I

2.1K 336 176
                                    

Levi menutup pintu rapat-rapat, berjalan ke arah ranjang.

Suara lembut wanita menyambut, "Aku tahu kau pasti datang."

"Kau tak apa?" Levi berdiri di sisi ranjang. Merasa suaranya sedikit tercekat, ia berdeham sekali. "... Petra?"

Sunyi.

Satu-satunya sumber suara adalah kantong plastik obat yang terayun karena langkah kaki. Levi kembali menjernihkan tenggorokan. Ia memandang wanita itu dari sisi ranjang dengan sebelah tangan yang terkepal erat.

Petra menatapnya lembut, bahkan terlalu lembut untuk ditujukan kepada pria sepertinya. Wanita itu tampak tersenyum tipis ketika tahu jika ia kedatangan seorang penjenguk.

Rasanya sudah lama sekali ketika terakhir kali ia merasa canggung bersama seseorang. Levi adalah pria yang tidak pernah mempermasalahkan hal-hal kecil seperti ini. Pria itu bahkan sudah lebih dari sering berhadapan dengan orang-orang pada situasi yang tidak mengenakkan, dan dia berhasil tetap bersikap tak acuh seperti biasa. Tetapi untuk kali ini rasanya sulit untuk tidak berdeham lebih dari satu kali.

Seharusnya tak ada yang salah dengan itu. Walau jika dipikir lebih jauh, semua ini tetap saja terasa salah.

Petra mengalihkan pandangannya dari pemilik iris kelabu. Ia mengangguk sekali dan tersenyum manis. Dia mulai bicara setelah beberapa saat membiarkan keheningan menghampiri mereka. "Tadi dokter baru saja memeriksaku. Dia bilang tidak ada masalah serius. Tetapi aku diminta untuk tetap dirawat di sini hingga besok."

"Begitu."

"Itu apa?" tanyanya ketika melihat kantong plastik yang sedang Levi pegang.
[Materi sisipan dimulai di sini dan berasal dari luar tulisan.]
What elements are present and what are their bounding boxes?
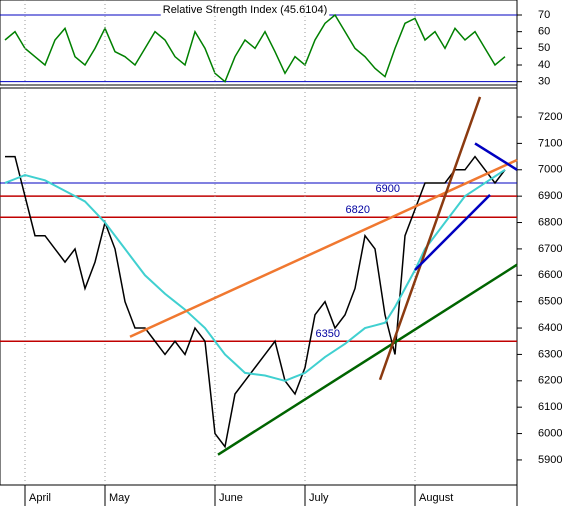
trend-line (474, 142, 518, 171)
x-tick-label: May (109, 492, 130, 504)
x-tick-label: August (419, 492, 453, 504)
series-line (5, 155, 506, 449)
y-tick-label: 7100 (538, 137, 562, 149)
y-tick-label: 70 (538, 9, 550, 21)
y-tick-label: 6800 (538, 216, 562, 228)
y-tick-label: 7000 (538, 164, 562, 176)
y-tick-label: 30 (538, 76, 550, 88)
y-tick-label: 6300 (538, 348, 562, 360)
x-tick-label: April (29, 492, 51, 504)
y-tick-label: 6200 (538, 375, 562, 387)
y-tick-label: 6700 (538, 243, 562, 255)
trend-line (414, 193, 491, 271)
y-tick-label: 6100 (538, 401, 562, 413)
level-label: 6350 (316, 328, 340, 340)
trend-line (129, 158, 518, 338)
y-tick-label: 60 (538, 26, 550, 38)
price-panel (0, 87, 518, 486)
y-tick-label: 7200 (538, 111, 562, 123)
trend-line (217, 263, 518, 456)
y-tick-label: 50 (538, 42, 550, 54)
y-tick-label: 6400 (538, 322, 562, 334)
y-tick-label: 40 (538, 59, 550, 71)
y-tick-label: 6900 (538, 190, 562, 202)
series-line (4, 13, 506, 83)
level-label: 6900 (376, 183, 400, 195)
level-label: 6820 (346, 204, 370, 216)
y-tick-label: 5900 (538, 454, 562, 466)
title-bg (160, 3, 330, 16)
series-line (4, 168, 506, 382)
y-tick-label: 6000 (538, 427, 562, 439)
trend-line (378, 96, 482, 381)
chart-title: Relative Strength Index (45.6104) (163, 4, 328, 16)
x-tick-label: July (309, 492, 329, 504)
y-tick-label: 6600 (538, 269, 562, 281)
y-tick-label: 6500 (538, 296, 562, 308)
x-tick-label: June (219, 492, 243, 504)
Levi melirik barang digenggaman lalu menjawab seadanya, "Obat. Anakku sedang demam."

"Oh."

Hening lagi.

Levi menatap ke sembarang arah, kemana pun asal bukan pada iris cokelat karamel di hadapannya. Ada seratus hal yang membuat pria itu menentang untuk tak menatapnya. Lalu ada seribu hal lain yang membuat Levi enggan berucap atau bertanya lebih jauh. Ia mengerti sesuatu yang disebut batasan.

Tiba-tiba Petra terkekeh kaku. Mungkin wanita itu juga merasakan apa yang Levi rasa. Kecanggunggan ini benar-benar harus dihilangkan. "Rasanya aneh sekali, ya? Kita bertemu saat keadaannya sedang seperti ini."

Pria itu mengangguk.

"Kalau saja Ayahku sudah sembuh, kau tidak perlu repot-repot datang kemari karena—" Petra melirik Levi dari sudut matanya. Terdapat rasa bersalah di sana, dan tatapan wanita itu terlihat tak rela. "... Sesuatu yang dipaksakan tidak akan berjalan dengan baik, bukan?"

Lagi-lagi Levi hanya bisa mengangguk.

Beberapa alasan membuat Petra menundukkan kepalanya. Ia mencuri-curi lirik ke arah Levi yang masih saja betah memperburuk situasi di ruangan itu.

Waktu telah menunjukkan hampir jam 6 tepat. Cahaya mentari sudah merambat masuk melalui celah-celah kecil pada gorden rumah sakit. Di saku celananya, ponsel Levi bergetar beberapa kali sebelum akhirnya mati karena kehabisan daya.

Sebab tak memiliki alasan lain untuk berdiam diri lebih lama di sana, akhirnya Levi bersuara, "Syukurlah kalau kau baik-baik saja." Ia mengambil ancang-ancang untuk melangkahkan kaki dan pergi dari sana. "Saat ini aku sedang buru-buru jadi—"

"Tidak—"

Levi tertahan. Petra menarik pelan ujung blazer yang pria itu kenakan.

"Jangan dulu pergi. Tetaplah di sini." Petra berusaha sekuat mungkin untuk bisa menatap Levi tepat di matanya. "Maukah kau menemaniku sebentar lagi?"